Tuesday, November 22, 2016
Now about that election. The recent shift in leadership in our country is certainly having apocalyptic effects, in this more ancient sense of the word. Much has been uncovered, and revealed: lots of raw emotions have simmered to the surface. As such, this rising is potentially good, for as Pope Francis recently said in his Joy of Love exhortation (directed to married couples, but we’ll direct it to all here) “Desires, feelings, emotions, what the ancients called ‘the passions’, all have an important place in (life). They are awakened whenever ‘another’ becomes present and part of a person’s life. It is characteristic of all living beings to reach out to other things, and this tendency always has basic affective signs: pleasure or pain, joy or sadness, tenderness or fear. They ground the most elementary psychological activity. Human beings live on this earth, and all that they do and seek is fraught with passion.” (Pope Francis, The Joy of Love, 143)
Now the bigger question is, what do we do with this passion? Eros, the Greek for passion, at its deepest level, is that “inner power that ‘attracts’ man to the true, the good, and the beautiful.” (St. John Paul II, TOB 47:5) But we’ve seen some pretty violent passion this week that’s neither good nor beautiful, from burning flags and effigies, to shouting hate and writing obscenities on walls and monuments, t-shirts and placards. But in the wise words of St. John Paul II, if man stops here at an undisciplined passion, he “does not experience that fullness of ‘eros,’ which implies the upward impulse of the human spirit toward what is true, good, and beautiful…” (TOB 48:1) St. John Paul II when on to propose that when a person can set their passion “into the whole of the spirit’s deepest energies, it can also become a creative force; in this case, however, it must undergo a radical transformation” (TOB 39:2).

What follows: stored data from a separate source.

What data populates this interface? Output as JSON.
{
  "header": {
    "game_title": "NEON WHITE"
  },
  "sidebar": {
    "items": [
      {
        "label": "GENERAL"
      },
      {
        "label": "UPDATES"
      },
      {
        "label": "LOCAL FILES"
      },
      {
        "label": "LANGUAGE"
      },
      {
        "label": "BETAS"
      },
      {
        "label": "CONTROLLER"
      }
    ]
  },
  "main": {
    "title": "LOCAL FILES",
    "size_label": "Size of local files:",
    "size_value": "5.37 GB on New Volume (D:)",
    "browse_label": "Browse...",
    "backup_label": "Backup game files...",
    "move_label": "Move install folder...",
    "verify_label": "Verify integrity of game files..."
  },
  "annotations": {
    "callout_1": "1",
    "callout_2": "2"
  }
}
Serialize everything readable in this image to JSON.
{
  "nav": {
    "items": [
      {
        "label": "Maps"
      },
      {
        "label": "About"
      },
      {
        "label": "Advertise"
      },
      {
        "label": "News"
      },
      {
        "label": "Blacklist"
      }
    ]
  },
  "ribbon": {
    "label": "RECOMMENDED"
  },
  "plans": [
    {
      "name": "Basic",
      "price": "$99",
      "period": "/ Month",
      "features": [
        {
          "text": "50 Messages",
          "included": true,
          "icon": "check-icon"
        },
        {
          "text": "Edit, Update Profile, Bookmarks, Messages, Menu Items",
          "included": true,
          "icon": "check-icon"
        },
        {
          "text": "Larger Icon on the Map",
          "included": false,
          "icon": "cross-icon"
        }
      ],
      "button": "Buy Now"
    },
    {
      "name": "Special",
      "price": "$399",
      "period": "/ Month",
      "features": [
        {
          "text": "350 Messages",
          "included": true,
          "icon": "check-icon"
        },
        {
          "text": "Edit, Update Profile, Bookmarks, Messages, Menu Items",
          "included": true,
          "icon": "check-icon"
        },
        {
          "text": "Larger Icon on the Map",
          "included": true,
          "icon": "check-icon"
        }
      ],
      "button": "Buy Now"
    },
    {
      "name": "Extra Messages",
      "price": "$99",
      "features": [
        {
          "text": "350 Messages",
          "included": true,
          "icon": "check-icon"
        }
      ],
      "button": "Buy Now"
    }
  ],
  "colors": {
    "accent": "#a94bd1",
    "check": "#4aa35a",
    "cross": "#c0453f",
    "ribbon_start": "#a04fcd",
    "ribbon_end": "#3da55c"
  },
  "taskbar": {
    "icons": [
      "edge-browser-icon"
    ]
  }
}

It has become abundantly and “apocalyptically” revealed that America is a land of passionate people. At the heart of this passion is a desire for something good; a desire for “life, liberty, and the pursuit of happiness,” in the words of our Declaration of Independence. This is our story, our history, and it is in the truest and deepest sense a love story. I believe that’s what this American “Apocalypse” is uncovering, and revealing, and purifying in us all. Our call to love our neighbor as ourselves. It brings to mind the passage from Luke 2:34-35, if I might tweak a few words, “Behold, this (election) is destined for the fall and rise of many in (America), and to be a sign that will be contradicted (and you yourself a sword will pierce) so that the thoughts of many hearts may be revealed.” At the heart of every one of us lies this question, “Do I love my neighbor?” Do I even know them?
I suggest then that we allow this piercing of our hearts to uncover our deepest feelings, our passions and that we go deep within, with Christ, back to our roots, back to this simple and yet multifaceted question of love. We the people are called to this depth, so that our life and our loves can rise to the heights. And to those inalienable rights we hold to be self-evident, that all men are created equal, and each are deserving first of our love and kindness.
Here are a few things I’ll be implementing in the coming years as the leadership shifts in these United States of America:
1. I will rekindle my love for this beautiful country, from sea to shining sea. I will celebrate the wonderful, dazzling natural diversity of these 50 states, celebrating the gift of it all in every season and teaching my children to do so as well. I will love this land without exploitation.
2. I will rekindle my love for every person I encounter, face to face, allowing a race, color and creed that is different from my own to teach me, to reveal to me the beauty of the human heart in its search for life, liberty and the pursuit of happiness. I will love my neighbor without qualification.
3. I will deepen my prayer for our leaders, national and local, political and ecclesial, not succumbing to bitterness or cynicism but to becoming better and more respectful of the office despite any deficiency in their actions. “I ask that supplications, prayers, petitions, and thanksgivings be offered for everyone, for kings and for all in authority, that we may lead a quiet and tranquil life in all devotion and dignity” (1 Timothy 2:1–2).
4. I will rededicate myself to becoming the best husband and father I can be, knowing that when I am right with God, my wife and my children in this most basic project of the family, that power is released into the wider world. “When things go well between man and woman, the world and history also go well.” (Pope Francis)
I pray you have a blessed Apocalypse, and may God bless America!